Taipei scrambles jets, navy
Taiwan scrambled jets and navy ships yesterday as a group of Chinese warships, led by its sole aircraft carrier, sailed through the Taiwan Strait, the latest sign of heightened tension between Beijing and the self-ruled island.
China's Soviet-built Liaoning aircraft carrier, returning from exercises in the South China Sea, was not encroaching in Taiwan's territorial waters but entered its air defence identification zone in the southwest, Taiwan's defence ministry said.
As a result, Taiwan scrambled jets and navy ships to "surveil and control" the passage of the Chinese ships north through the body of water separating Taiwan and China, Taiwan defence ministry spokesman Chen Chung-chi said.
Taiwan military aircraft and ships have been deployed to follow the carrier group, which is sailing up the west side of the median line of the strait, he said.
Taiwan's top policymaker for China affairs urged Beijing to resume dialogue, after official communication channels were suspended by Beijing from June.
"I want to emphasise our government has sufficient capability to protect our national security. It's not necessary to overly panic," said Chang Hsiao-yueh, minister for Taiwan's Mainland Affairs Council, during a news briefing in response to reporters' questions on the Liaoning.
"On the other hand, any threats would not benefit cross-Strait ties," she said.
The latest Chinese exercises have unnerved Beijing's neighbours, especially Taiwan which Beijing claims as its own, given long-running territorial disputes in the South China Sea.
Chinese Vice Foreign Minister Liu Zhenmin said China's ships "couldn't always remain in port" and the navy had to hone its capabilities.

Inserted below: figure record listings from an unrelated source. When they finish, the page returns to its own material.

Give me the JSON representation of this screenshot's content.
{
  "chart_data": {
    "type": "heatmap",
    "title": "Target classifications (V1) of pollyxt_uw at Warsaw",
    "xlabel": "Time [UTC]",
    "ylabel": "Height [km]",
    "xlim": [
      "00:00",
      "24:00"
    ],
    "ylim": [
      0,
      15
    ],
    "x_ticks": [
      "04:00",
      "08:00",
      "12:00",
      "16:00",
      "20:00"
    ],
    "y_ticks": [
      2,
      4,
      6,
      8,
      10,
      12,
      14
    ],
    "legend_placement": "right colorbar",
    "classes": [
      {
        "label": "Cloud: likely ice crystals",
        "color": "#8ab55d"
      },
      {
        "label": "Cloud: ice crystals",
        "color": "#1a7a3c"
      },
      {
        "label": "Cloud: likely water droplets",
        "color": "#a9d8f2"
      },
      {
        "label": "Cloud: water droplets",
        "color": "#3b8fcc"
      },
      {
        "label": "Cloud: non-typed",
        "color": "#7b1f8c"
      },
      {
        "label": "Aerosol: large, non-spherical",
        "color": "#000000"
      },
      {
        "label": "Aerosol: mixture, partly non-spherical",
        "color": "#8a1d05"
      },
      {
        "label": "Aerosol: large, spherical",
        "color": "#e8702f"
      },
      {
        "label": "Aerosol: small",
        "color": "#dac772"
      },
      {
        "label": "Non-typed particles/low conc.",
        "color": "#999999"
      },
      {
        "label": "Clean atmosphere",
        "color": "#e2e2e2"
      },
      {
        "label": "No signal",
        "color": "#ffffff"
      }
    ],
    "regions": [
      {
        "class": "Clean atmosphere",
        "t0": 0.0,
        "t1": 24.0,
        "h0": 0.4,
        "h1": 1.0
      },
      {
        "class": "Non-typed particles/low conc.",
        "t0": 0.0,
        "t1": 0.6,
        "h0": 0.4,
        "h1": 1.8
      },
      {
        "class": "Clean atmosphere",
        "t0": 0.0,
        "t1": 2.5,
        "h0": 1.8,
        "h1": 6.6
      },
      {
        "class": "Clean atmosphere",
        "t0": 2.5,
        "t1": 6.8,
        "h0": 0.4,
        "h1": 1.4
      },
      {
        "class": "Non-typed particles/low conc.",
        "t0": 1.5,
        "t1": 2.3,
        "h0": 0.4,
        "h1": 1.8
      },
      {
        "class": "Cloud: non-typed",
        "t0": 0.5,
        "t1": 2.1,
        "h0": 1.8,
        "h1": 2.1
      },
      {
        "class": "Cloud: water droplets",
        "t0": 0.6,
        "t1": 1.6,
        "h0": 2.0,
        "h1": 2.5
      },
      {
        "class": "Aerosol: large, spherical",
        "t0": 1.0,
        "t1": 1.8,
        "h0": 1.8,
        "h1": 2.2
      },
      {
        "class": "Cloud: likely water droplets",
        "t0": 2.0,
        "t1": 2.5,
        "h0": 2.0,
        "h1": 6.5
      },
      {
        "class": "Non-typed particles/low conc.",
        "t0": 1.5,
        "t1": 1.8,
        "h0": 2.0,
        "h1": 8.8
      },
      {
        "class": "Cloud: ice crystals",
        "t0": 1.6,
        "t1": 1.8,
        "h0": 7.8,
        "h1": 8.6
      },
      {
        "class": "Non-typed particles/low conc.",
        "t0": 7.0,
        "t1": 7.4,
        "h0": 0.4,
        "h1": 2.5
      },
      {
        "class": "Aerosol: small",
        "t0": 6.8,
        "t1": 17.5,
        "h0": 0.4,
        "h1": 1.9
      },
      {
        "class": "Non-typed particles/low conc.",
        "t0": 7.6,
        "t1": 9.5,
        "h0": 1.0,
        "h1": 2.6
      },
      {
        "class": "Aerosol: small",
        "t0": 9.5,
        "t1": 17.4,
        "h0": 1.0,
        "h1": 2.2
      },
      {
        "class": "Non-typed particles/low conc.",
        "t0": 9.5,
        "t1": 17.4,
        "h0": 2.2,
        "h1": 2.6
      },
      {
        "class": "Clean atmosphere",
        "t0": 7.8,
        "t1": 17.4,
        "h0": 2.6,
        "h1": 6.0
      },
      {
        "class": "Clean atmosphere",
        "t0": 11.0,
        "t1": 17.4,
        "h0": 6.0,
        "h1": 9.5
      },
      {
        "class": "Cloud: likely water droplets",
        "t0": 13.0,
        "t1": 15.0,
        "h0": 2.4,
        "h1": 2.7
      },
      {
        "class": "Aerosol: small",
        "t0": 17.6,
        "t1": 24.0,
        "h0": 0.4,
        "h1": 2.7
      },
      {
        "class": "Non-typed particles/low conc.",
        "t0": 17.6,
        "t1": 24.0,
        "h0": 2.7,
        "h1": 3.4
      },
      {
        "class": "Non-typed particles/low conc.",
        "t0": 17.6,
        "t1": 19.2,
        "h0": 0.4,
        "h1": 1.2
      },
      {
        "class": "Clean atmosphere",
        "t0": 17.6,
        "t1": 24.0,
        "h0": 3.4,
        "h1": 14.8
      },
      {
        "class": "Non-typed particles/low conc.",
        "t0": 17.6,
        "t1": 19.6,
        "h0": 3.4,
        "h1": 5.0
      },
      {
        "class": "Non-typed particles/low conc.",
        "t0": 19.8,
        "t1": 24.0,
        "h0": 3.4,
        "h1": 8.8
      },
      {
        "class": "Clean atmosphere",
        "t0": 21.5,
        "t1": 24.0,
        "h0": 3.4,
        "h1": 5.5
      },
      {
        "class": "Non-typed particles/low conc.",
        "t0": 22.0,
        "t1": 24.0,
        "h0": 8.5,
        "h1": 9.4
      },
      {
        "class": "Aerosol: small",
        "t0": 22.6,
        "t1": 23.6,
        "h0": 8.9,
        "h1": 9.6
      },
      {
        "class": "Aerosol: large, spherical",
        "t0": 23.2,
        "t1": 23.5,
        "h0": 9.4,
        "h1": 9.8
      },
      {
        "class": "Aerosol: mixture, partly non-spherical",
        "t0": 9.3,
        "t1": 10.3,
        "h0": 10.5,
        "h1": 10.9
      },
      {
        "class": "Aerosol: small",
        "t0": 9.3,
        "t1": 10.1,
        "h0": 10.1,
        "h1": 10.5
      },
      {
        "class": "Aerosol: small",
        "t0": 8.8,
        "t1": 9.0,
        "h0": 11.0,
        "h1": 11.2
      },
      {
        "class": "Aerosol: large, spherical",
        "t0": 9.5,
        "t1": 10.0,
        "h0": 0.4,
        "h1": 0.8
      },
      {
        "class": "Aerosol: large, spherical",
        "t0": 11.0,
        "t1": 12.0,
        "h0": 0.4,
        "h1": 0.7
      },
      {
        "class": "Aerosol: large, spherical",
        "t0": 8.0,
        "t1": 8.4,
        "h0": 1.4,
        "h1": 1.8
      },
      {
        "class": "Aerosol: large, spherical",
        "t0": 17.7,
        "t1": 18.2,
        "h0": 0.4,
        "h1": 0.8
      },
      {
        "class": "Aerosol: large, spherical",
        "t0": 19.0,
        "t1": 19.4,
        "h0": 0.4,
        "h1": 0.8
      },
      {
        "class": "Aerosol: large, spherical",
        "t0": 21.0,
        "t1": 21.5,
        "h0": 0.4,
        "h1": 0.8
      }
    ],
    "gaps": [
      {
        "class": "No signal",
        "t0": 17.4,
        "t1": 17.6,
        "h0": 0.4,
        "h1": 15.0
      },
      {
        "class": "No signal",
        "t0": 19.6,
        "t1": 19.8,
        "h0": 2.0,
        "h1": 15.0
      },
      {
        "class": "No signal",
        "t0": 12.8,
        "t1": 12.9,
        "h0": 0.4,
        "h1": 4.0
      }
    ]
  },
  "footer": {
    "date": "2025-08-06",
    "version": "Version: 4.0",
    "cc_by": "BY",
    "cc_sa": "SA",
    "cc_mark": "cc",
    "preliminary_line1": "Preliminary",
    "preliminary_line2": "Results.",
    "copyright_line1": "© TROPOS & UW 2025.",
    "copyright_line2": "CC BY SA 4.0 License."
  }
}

"The Taiwan Strait is an international waterway shared between the mainland and Taiwan," Liu said at a briefing on Asia-Pacific security.
Meanwhile, The Philippines, seeking to improve relations with China, hopes a framework for a code of conduct in the disputed South China Sea will be completed by the middle of this year, its foreign minister said yesterday.

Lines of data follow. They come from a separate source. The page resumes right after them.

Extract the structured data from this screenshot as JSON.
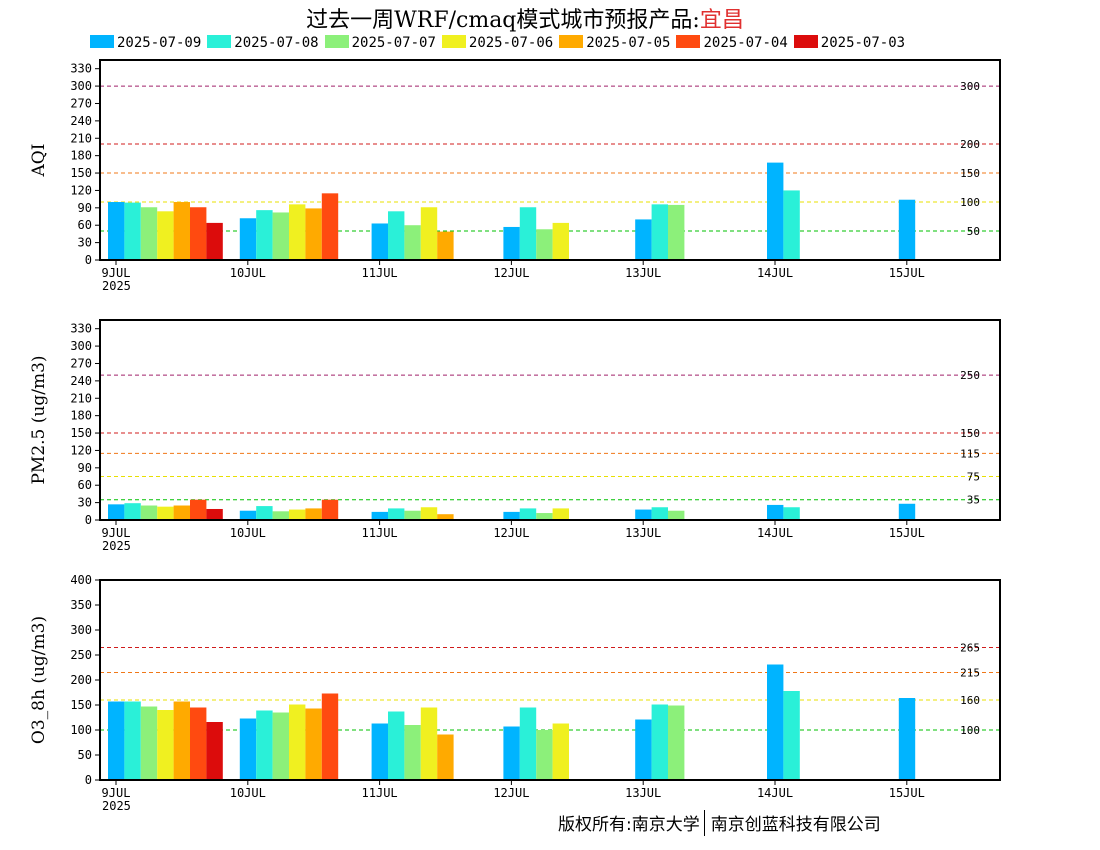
{
  "title": {
    "prefix": "过去一周WRF/cmaq模式城市预报产品:",
    "city": "宜昌"
  },
  "legend": [
    {
      "label": "2025-07-09",
      "color": "#00b4ff"
    },
    {
      "label": "2025-07-08",
      "color": "#2af0d8"
    },
    {
      "label": "2025-07-07",
      "color": "#8cf07a"
    },
    {
      "label": "2025-07-06",
      "color": "#f0f020"
    },
    {
      "label": "2025-07-05",
      "color": "#ffaa00"
    },
    {
      "label": "2025-07-04",
      "color": "#ff4a10"
    },
    {
      "label": "2025-07-03",
      "color": "#dc0c0c"
    }
  ],
  "x_tick_labels": [
    "9JUL",
    "10JUL",
    "11JUL",
    "12JUL",
    "13JUL",
    "14JUL",
    "15JUL"
  ],
  "x_year_label": "2025",
  "footer": {
    "left": "版权所有:南京大学",
    "right": "南京创蓝科技有限公司"
  },
  "chart_data": [
    {
      "type": "bar",
      "ylabel": "AQI",
      "ylim": [
        0,
        345
      ],
      "yticks": [
        0,
        30,
        60,
        90,
        120,
        150,
        180,
        210,
        240,
        270,
        300,
        330
      ],
      "categories": [
        "9JUL",
        "10JUL",
        "11JUL",
        "12JUL",
        "13JUL",
        "14JUL",
        "15JUL"
      ],
      "thresholds": [
        {
          "value": 300,
          "label": "300",
          "color": "#a0206a"
        },
        {
          "value": 200,
          "label": "200",
          "color": "#d01c1c"
        },
        {
          "value": 150,
          "label": "150",
          "color": "#f07818"
        },
        {
          "value": 100,
          "label": "100",
          "color": "#e8e000"
        },
        {
          "value": 50,
          "label": "50",
          "color": "#00c000"
        }
      ],
      "series": [
        {
          "name": "2025-07-09",
          "values": [
            100,
            72,
            63,
            57,
            70,
            168,
            104
          ]
        },
        {
          "name": "2025-07-08",
          "values": [
            99,
            86,
            84,
            91,
            96,
            120,
            null
          ]
        },
        {
          "name": "2025-07-07",
          "values": [
            91,
            82,
            60,
            53,
            95,
            null,
            null
          ]
        },
        {
          "name": "2025-07-06",
          "values": [
            84,
            96,
            91,
            64,
            null,
            null,
            null
          ]
        },
        {
          "name": "2025-07-05",
          "values": [
            100,
            89,
            49,
            null,
            null,
            null,
            null
          ]
        },
        {
          "name": "2025-07-04",
          "values": [
            91,
            115,
            null,
            null,
            null,
            null,
            null
          ]
        },
        {
          "name": "2025-07-03",
          "values": [
            64,
            null,
            null,
            null,
            null,
            null,
            null
          ]
        }
      ]
    },
    {
      "type": "bar",
      "ylabel": "PM2.5 (ug/m3)",
      "ylim": [
        0,
        345
      ],
      "yticks": [
        0,
        30,
        60,
        90,
        120,
        150,
        180,
        210,
        240,
        270,
        300,
        330
      ],
      "categories": [
        "9JUL",
        "10JUL",
        "11JUL",
        "12JUL",
        "13JUL",
        "14JUL",
        "15JUL"
      ],
      "thresholds": [
        {
          "value": 250,
          "label": "250",
          "color": "#a0206a"
        },
        {
          "value": 150,
          "label": "150",
          "color": "#d01c1c"
        },
        {
          "value": 115,
          "label": "115",
          "color": "#f07818"
        },
        {
          "value": 75,
          "label": "75",
          "color": "#e8e000"
        },
        {
          "value": 35,
          "label": "35",
          "color": "#00c000"
        }
      ],
      "series": [
        {
          "name": "2025-07-09",
          "values": [
            27,
            16,
            14,
            14,
            18,
            26,
            28
          ]
        },
        {
          "name": "2025-07-08",
          "values": [
            29,
            24,
            20,
            20,
            22,
            22,
            null
          ]
        },
        {
          "name": "2025-07-07",
          "values": [
            25,
            15,
            16,
            12,
            16,
            null,
            null
          ]
        },
        {
          "name": "2025-07-06",
          "values": [
            23,
            18,
            22,
            20,
            null,
            null,
            null
          ]
        },
        {
          "name": "2025-07-05",
          "values": [
            25,
            20,
            10,
            null,
            null,
            null,
            null
          ]
        },
        {
          "name": "2025-07-04",
          "values": [
            35,
            35,
            null,
            null,
            null,
            null,
            null
          ]
        },
        {
          "name": "2025-07-03",
          "values": [
            19,
            null,
            null,
            null,
            null,
            null,
            null
          ]
        }
      ]
    },
    {
      "type": "bar",
      "ylabel": "O3_8h (ug/m3)",
      "ylim": [
        0,
        400
      ],
      "yticks": [
        0,
        50,
        100,
        150,
        200,
        250,
        300,
        350,
        400
      ],
      "categories": [
        "9JUL",
        "10JUL",
        "11JUL",
        "12JUL",
        "13JUL",
        "14JUL",
        "15JUL"
      ],
      "thresholds": [
        {
          "value": 265,
          "label": "265",
          "color": "#d01c1c"
        },
        {
          "value": 215,
          "label": "215",
          "color": "#f07818"
        },
        {
          "value": 160,
          "label": "160",
          "color": "#e8e000"
        },
        {
          "value": 100,
          "label": "100",
          "color": "#00c000"
        }
      ],
      "series": [
        {
          "name": "2025-07-09",
          "values": [
            157,
            123,
            113,
            107,
            121,
            231,
            164
          ]
        },
        {
          "name": "2025-07-08",
          "values": [
            157,
            139,
            137,
            145,
            151,
            178,
            null
          ]
        },
        {
          "name": "2025-07-07",
          "values": [
            147,
            135,
            110,
            100,
            149,
            null,
            null
          ]
        },
        {
          "name": "2025-07-06",
          "values": [
            140,
            151,
            145,
            113,
            null,
            null,
            null
          ]
        },
        {
          "name": "2025-07-05",
          "values": [
            157,
            143,
            91,
            null,
            null,
            null,
            null
          ]
        },
        {
          "name": "2025-07-04",
          "values": [
            145,
            173,
            null,
            null,
            null,
            null,
            null
          ]
        },
        {
          "name": "2025-07-03",
          "values": [
            116,
            null,
            null,
            null,
            null,
            null,
            null
          ]
        }
      ]
    }
  ]
}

Foreign Secretary Perfecto Yasay said the code would help de-escalate tension in the waters, where China has started militarising artificial islands built after the Philippines filed an arbitration case against Beijing in The Hague.
The tribunal ruled last year in Manila's favour, rejecting China's claims to the waterway. But the ruling will not be on the agenda of this year's Association of Southeast Asian Nations (Asean) summit, a Philippine official said last week.